On reste ému devant le portrait « Dans la serre » de son épouse par Albert Bartholomé, et la robe pieusement conservée, avec ses pois et ses rayures blanches et violettes, plissées pour la jupe de sorte que l’on ne voit la partie blanche que lorsque les plis respirent, une si jolie femme, chroniqueuse de mode, décédée prématurément.
Et saisis devant cette réunion de famille (F. Bazille – 1867), où chaque membre nous regarde fixement : sur la terrasse du domaine de Méric, près de Montpellier, une famille protestante de la meilleure société … A l’inverse, le scandaleux grand format « Rolla » de Gervex (1878, 175 x 220) où l’on surprend la blancheur laiteuse d’une jeune femme dormant, son corset et son jupon mêlé au chapeau et à la canne de l’amant qui la contemple.
On admire sous verre la facture et les détails des robes de jour, d’après-midi, de soirée exposées : presque toujours la même forme : boutonnage devant, épaules tombantes, jupe très ample froncée surmontée d’une « polonaise » ou sur-jupe à plusieurs triangles.
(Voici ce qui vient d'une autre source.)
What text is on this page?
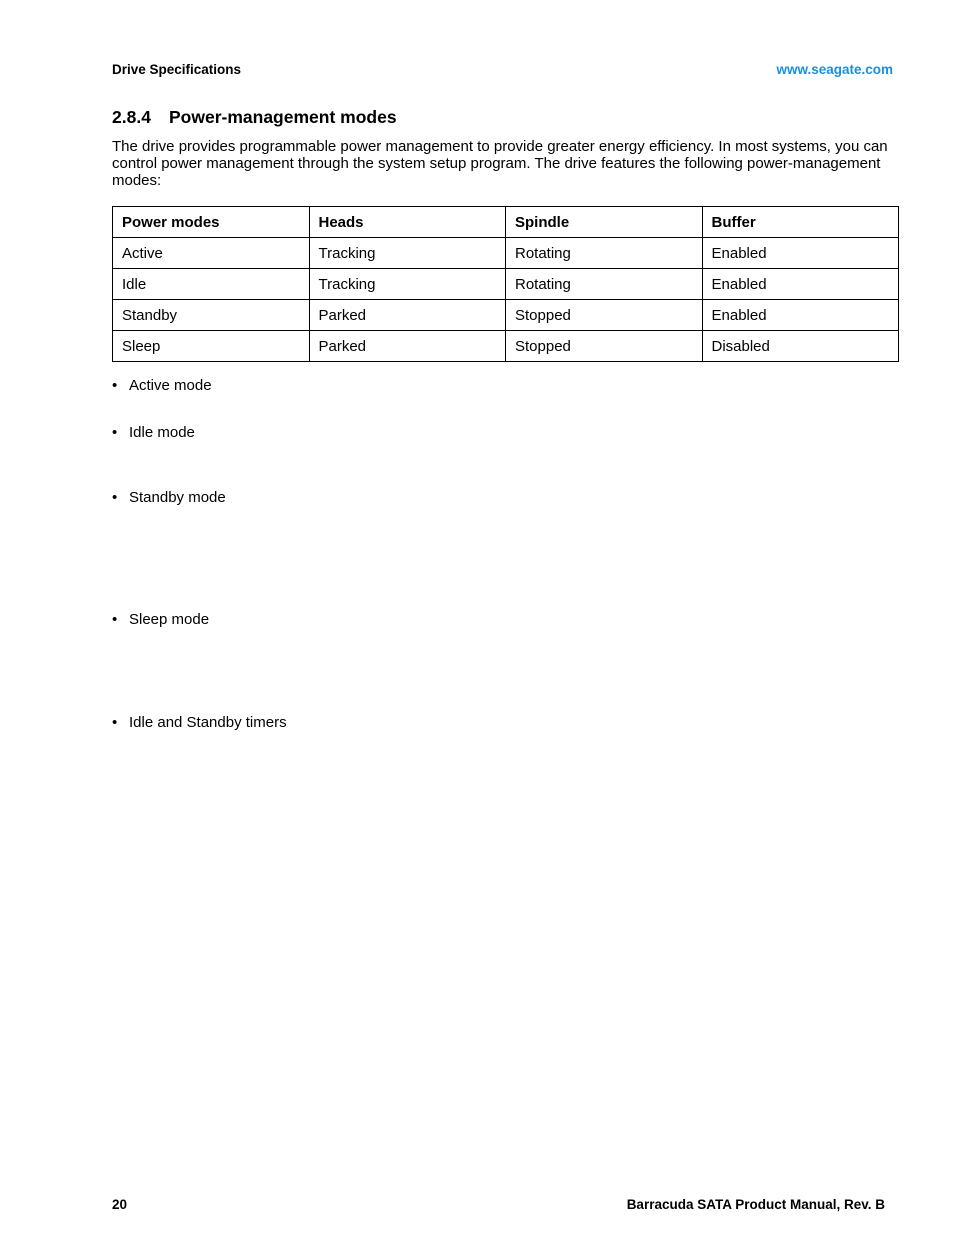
Drive Specifications	www.seagate.com
2.8.4 Power-management modes

The drive provides programmable power management to provide greater energy efficiency. In most systems, you can control power management through the system setup program. The drive features the following power-management modes:

Power modes	Heads	Spindle	Buffer
Active	Tracking	Rotating	Enabled
Idle	Tracking	Rotating	Enabled
Standby	Parked	Stopped	Enabled
Sleep	Parked	Stopped	Disabled

• Active mode

• Idle mode

• Standby mode

• Sleep mode

• Idle and Standby timers

20	Barracuda SATA Product Manual, Rev. B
Au fil du temps, la crinoline devient de plus en plus plate sur le devant, favorisant la tournure ou « faux-cul ». Ce sont les galons, sous-taches, plissés qui font l’originalité du modèle. On explique aussi le rôle des Grands-magasins : les pièces étaient confectionnées par des ateliers extérieurs et mis à la taille des clientes.
Car nous sommes en plein cœur de la révolution industrielle, de l’expansion du textile et du travail bon marché. La seule chose que je regrette, dans cette exposition, c’est le manque d’une approche économique qui nous donnerait le prix de ces toilettes, par rapport au salaire mensuel d’une profession donnée …. Comme celle d’une institutrice par exemple.
Mais c’est un reproche mineur à côté de la profusion des œuvres : la plupart sont issues des collections des musées d’Orsay et Galliéra, certes, mais bon nombre nous sont inconnues. Portraits mondains, scènes au jardin, portraits de famille … photographies à la taille d’une carte postale, catalogues de vente par correspondance … Un univers terriblement féminin, qui fait aussi une petite place à l’élégance masculine et au dandysme … mais juste de quoi mettre en valeur la toilette des femmes.
N’en déplaise aux sarcasme d’un journal pourtant sérieux, qui méprise la mode et lui refuse la qualification d’art majeur … Moi, j’en redemande !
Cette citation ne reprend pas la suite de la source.